I gasped and asked, "All of them? Were they all dead then?"

The old farmer replied, "Well, some of them said they weren't, but you know how them politicians lie."

Sunday, August 06, 2006

Printer Problems

I have been having recurring dreams this week about a personal transport system (PTS) that works something like the Star Trek Transporter and something like Jeanie (of I Dream of Jeanie) crossing her arms and nodding her head.

Saturday morning I dreamt I was reading the instructions for my PTS. Actually I was just at the leafing-through-the-pages-do-I-really-need-to read-this-stage. After all, I'd been using it all week, did I really need instructions? (Don't say it! I admit it. I always read the instructions, just in case. Mostly just in case I can one-up you in the I-know-how-to-do-something-you-can't-do game, but this was a dream and people behave differently in dreams.)

Anyway, before I could get into reading the advanced topics, something intruded on my dream.

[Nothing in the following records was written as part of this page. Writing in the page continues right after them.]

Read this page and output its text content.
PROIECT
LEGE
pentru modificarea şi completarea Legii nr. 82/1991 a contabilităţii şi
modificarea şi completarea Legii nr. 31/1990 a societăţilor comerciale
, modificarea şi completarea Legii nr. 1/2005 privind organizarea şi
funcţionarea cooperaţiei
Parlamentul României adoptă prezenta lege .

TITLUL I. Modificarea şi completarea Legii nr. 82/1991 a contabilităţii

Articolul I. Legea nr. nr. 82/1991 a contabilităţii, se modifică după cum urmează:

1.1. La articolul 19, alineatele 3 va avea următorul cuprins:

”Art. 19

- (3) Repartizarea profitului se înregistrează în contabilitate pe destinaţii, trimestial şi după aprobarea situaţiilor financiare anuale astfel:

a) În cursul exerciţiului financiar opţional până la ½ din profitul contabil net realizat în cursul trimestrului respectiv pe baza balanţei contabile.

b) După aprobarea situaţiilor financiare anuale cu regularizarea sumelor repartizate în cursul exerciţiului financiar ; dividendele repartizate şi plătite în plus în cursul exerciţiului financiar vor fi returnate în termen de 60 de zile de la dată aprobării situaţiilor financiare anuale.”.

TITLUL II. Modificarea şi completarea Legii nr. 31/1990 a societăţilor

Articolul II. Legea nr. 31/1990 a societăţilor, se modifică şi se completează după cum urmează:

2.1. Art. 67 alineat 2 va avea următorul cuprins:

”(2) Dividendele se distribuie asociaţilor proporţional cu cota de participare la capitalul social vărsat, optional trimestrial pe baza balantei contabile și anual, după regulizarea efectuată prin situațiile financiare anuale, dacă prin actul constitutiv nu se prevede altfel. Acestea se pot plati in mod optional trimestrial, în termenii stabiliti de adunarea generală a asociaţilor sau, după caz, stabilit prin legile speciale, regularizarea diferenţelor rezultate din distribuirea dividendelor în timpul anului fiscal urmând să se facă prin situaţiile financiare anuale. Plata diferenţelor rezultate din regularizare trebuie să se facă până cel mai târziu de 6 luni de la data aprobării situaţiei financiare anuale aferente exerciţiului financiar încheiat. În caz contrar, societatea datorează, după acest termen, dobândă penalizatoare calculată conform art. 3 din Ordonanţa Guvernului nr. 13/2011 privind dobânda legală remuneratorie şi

I knew I was waking up and losing the book, so I started to reach for the Print button, but quickly realized that I couldn't print because I was dreaming.

It took me a few more minutes to realize that dreaming or not, it wouldn't have worked because I'm not hooked up to a printer.

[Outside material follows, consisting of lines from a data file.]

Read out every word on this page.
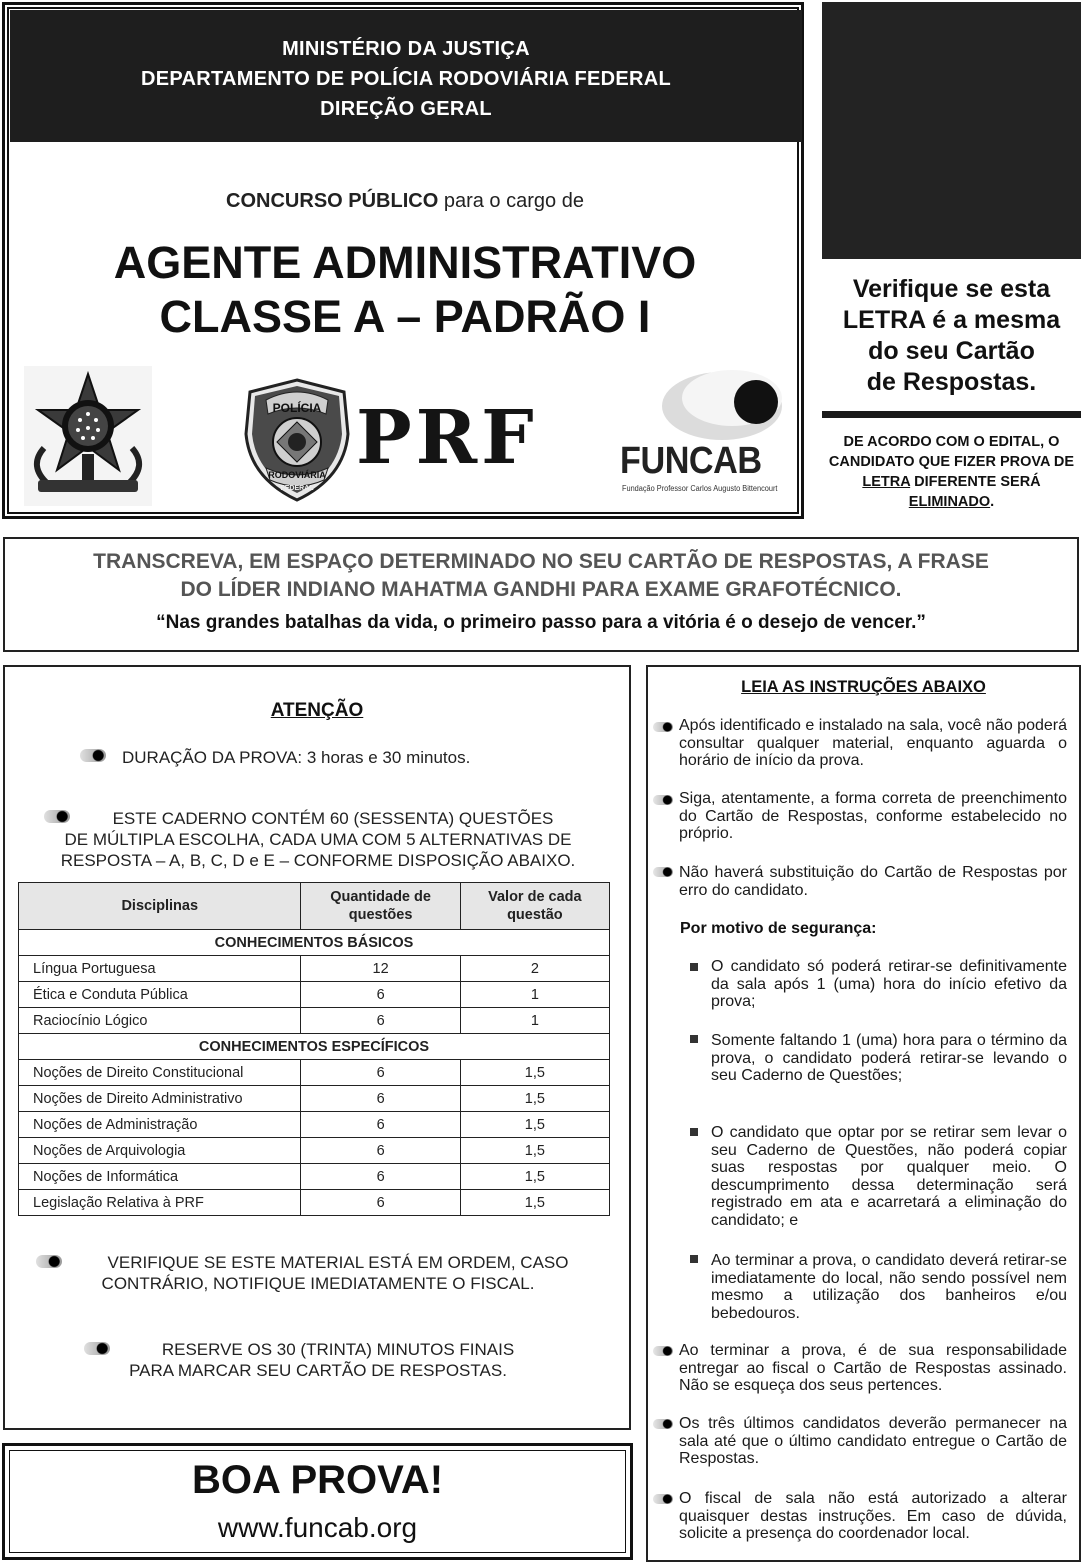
MINISTÉRIO DA JUSTIÇA
DEPARTAMENTO DE POLÍCIA RODOVIÁRIA FEDERAL
DIREÇÃO GERAL
CONCURSO PÚBLICO para o cargo de
AGENTE ADMINISTRATIVO
CLASSE A – PADRÃO I
POLÍCIA
RODOVIÁRIA
FEDERAL
PRF FUNCAB
Fundação Professor Carlos Augusto Bittencourt
Verifique se esta
LETRA é a mesma
do seu Cartão
de Respostas.
DE ACORDO COM O EDITAL, O CANDIDATO QUE FIZER PROVA DE LETRA DIFERENTE SERÁ ELIMINADO.
TRANSCREVA, EM ESPAÇO DETERMINADO NO SEU CARTÃO DE RESPOSTAS, A FRASE
DO LÍDER INDIANO MAHATMA GANDHI PARA EXAME GRAFOTÉCNICO.
“Nas grandes batalhas da vida, o primeiro passo para a vitória é o desejo de vencer.”
ATENÇÃO
DURAÇÃO DA PROVA: 3 horas e 30 minutos.
ESTE CADERNO CONTÉM 60 (SESSENTA) QUESTÕES
DE MÚLTIPLA ESCOLHA, CADA UMA COM 5 ALTERNATIVAS DE
RESPOSTA – A, B, C, D e E – CONFORME DISPOSIÇÃO ABAIXO.
Disciplinas	Quantidade de questões	Valor de cada questão
CONHECIMENTOS BÁSICOS		
Língua Portuguesa	12	2
Ética e Conduta Pública	6	1
Raciocínio Lógico	6	1
CONHECIMENTOS ESPECÍFICOS		
Noções de Direito Constitucional	6	1,5
Noções de Direito Administrativo	6	1,5
Noções de Administração	6	1,5
Noções de Arquivologia	6	1,5
Noções de Informática	6	1,5
Legislação Relativa à PRF	6	1,5
VERIFIQUE SE ESTE MATERIAL ESTÁ EM ORDEM, CASO
CONTRÁRIO, NOTIFIQUE IMEDIATAMENTE O FISCAL.
RESERVE OS 30 (TRINTA) MINUTOS FINAIS
PARA MARCAR SEU CARTÃO DE RESPOSTAS.
LEIA AS INSTRUÇÕES ABAIXO
Após identificado e instalado na sala, você não poderá consultar qualquer material, enquanto aguarda o horário de início da prova.
Siga, atentamente, a forma correta de preenchimento do Cartão de Respostas, conforme estabelecido no próprio.
Não haverá substituição do Cartão de Respostas por erro do candidato.
Por motivo de segurança:
O candidato só poderá retirar-se definitivamente da sala após 1 (uma) hora do início efetivo da prova;
Somente faltando 1 (uma) hora para o término da prova, o candidato poderá retirar-se levando o seu Caderno de Questões;
O candidato que optar por se retirar sem levar o seu Caderno de Questões, não poderá copiar suas respostas por qualquer meio. O descumprimento dessa determinação será registrado em ata e acarretará a eliminação do candidato; e
Ao terminar a prova, o candidato deverá retirar-se imediatamente do local, não sendo possível nem mesmo a utilização dos banheiros e/ou bebedouros.
Ao terminar a prova, é de sua responsabilidade entregar ao fiscal o Cartão de Respostas assinado. Não se esqueça dos seus pertences.
Os três últimos candidatos deverão permanecer na sala até que o último candidato entregue o Cartão de Respostas.
O fiscal de sala não está autorizado a alterar quaisquer destas instruções. Em caso de dúvida, solicite a presença do coordenador local.
BOA PROVA!
www.funcab.org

I really gotta get out more.


Beam me up, Scotty!
There's no intelligent life down here.
... Bumper Sticker, blue Ford pick-up

Friday, August 04, 2006

A Real Prize

A few weeks ago (before I got sick), I took a drive out in the country. Being a former country girl, I do this occassionally when I feel homesick. While driving down a dirt road, I saw a farmer standing in the middle of a huge field.

I pulled over to the side of the road and watched a while. It was very hot and I was afraid the old man was having a heat stroke or something. The farmer just continued to stand there, doing nothing, looking at nothing.

After about 15 minutes, I got of the car, walked halfway out to the farmer and yelled, "Are you OK?" He ignored me, so I walked further into the field and yelled again, "Mister! Are you OK?"

The farmer turned around and gave a friendly little wave. "I'm fine", he replied, "I'm trying to win a Nobel Prize."

"A Nobel Prize? For what?" I asked.

The farmer gave me one of those looks old men give to nosy, but well-meaning woman, "Well, I heard they give the Nobel Prize . . . to people who are out standing in their field."

Thursday, August 03, 2006

A rose by any other name

I know you don't care, but I'm still sick. I'm changing my name to Snotty McSnead and only writing slim pamphlets on the benefits of garlic, onions, and thyme to cure the common cold.

I've changed my mind. My name will be Stinkin' Snotty McSnead.

No relation:

Tuesday, August 01, 2006

No, it's not

I know you didn't ask, but I'm still feeling poorly. Not because I don't have enough money, but because I have the worst cold I've had in a couple of years. The way I feel now I think I may have it until after the first frost.

The amount of snot a cold sufferer can produce in one day always amazes me. I tried to find a study that actually measured the mucous output to see if it was only a couple of tablespoons or a couple of cups (as I suspect), but I couldn't locate one. I have no idea how one would go about measuring snot or I would do it myself.

While looking for that information, I found several sites that offered "proven" remedies for cold. One suggested increasing your intake of garlic and onions. Not only will that help you feel better, it may decrease the spread of cold germs by keeping people at a safe distance from you.